Falkirk West MSP Michael Matheson has backed the Scottish Government’s new dementia strategy, which will transform services for people living with the condition by ensuring they get the support they need at all ages and stages of the illness.

The three key priorities under the three-year strategy are:
• Continuing timely, individual-centred and consistent treatment and care for people living with dementia, and their carers, in all settings.
• Making more progress on the provision of support after diagnosis and throughout the disease, taking account of individual needs and circumstances.
• Responding to the increasing proportion of older people developing dementia later in life, often alongside other chronic conditions.

Mr Matheson said: “When the SNP first came to power 10 years ago, we made dementia a national priority.

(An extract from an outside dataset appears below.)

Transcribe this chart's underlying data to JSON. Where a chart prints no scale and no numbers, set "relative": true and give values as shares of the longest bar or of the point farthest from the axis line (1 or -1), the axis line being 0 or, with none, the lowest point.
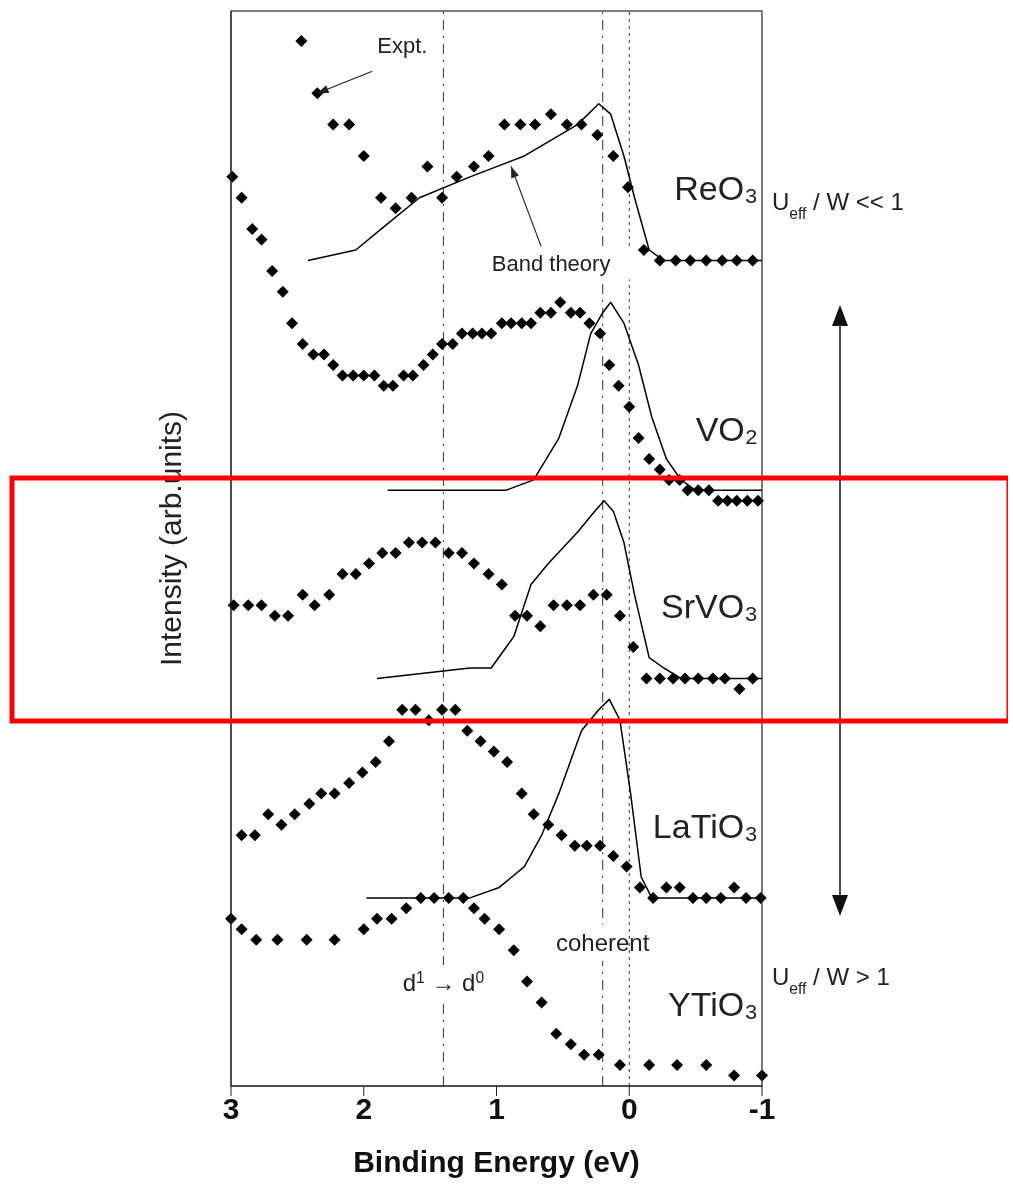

Since then, good progress has been made to improve care and support for people living with the condition, but we know there is more to do.

“Unlike the Tories with their callous dementia tax plans, the Scottish Government is focused on delivering better services for the 90,000 dementia sufferers in Scotland. This new strategy will continue to drive those improvements.”

The strategy was launched by Minister for Mental Health Maureen Watt, who said: “I am determined that we do more to make dementia care person-centred, responsive to the needs and circumstances of individuals, and delivering the support they need from the moment of diagnosis and throughout their lives.

“We will work in partnership with integration authorities, care providers, dementia charities and carers’ organisations to deliver this strategy. And, most importantly, close engagement with people with dementia, their families and carers will be at the heart of our approach.”

Alzheimer Scotland’s chief executive Henry Simmons welcomed the “progressive and ambitious” strategy. He added: “We call on all integration authorities to ensure that delivery of this strategy is given priority and resources, so these aspirations become the reality for people living with dementia.”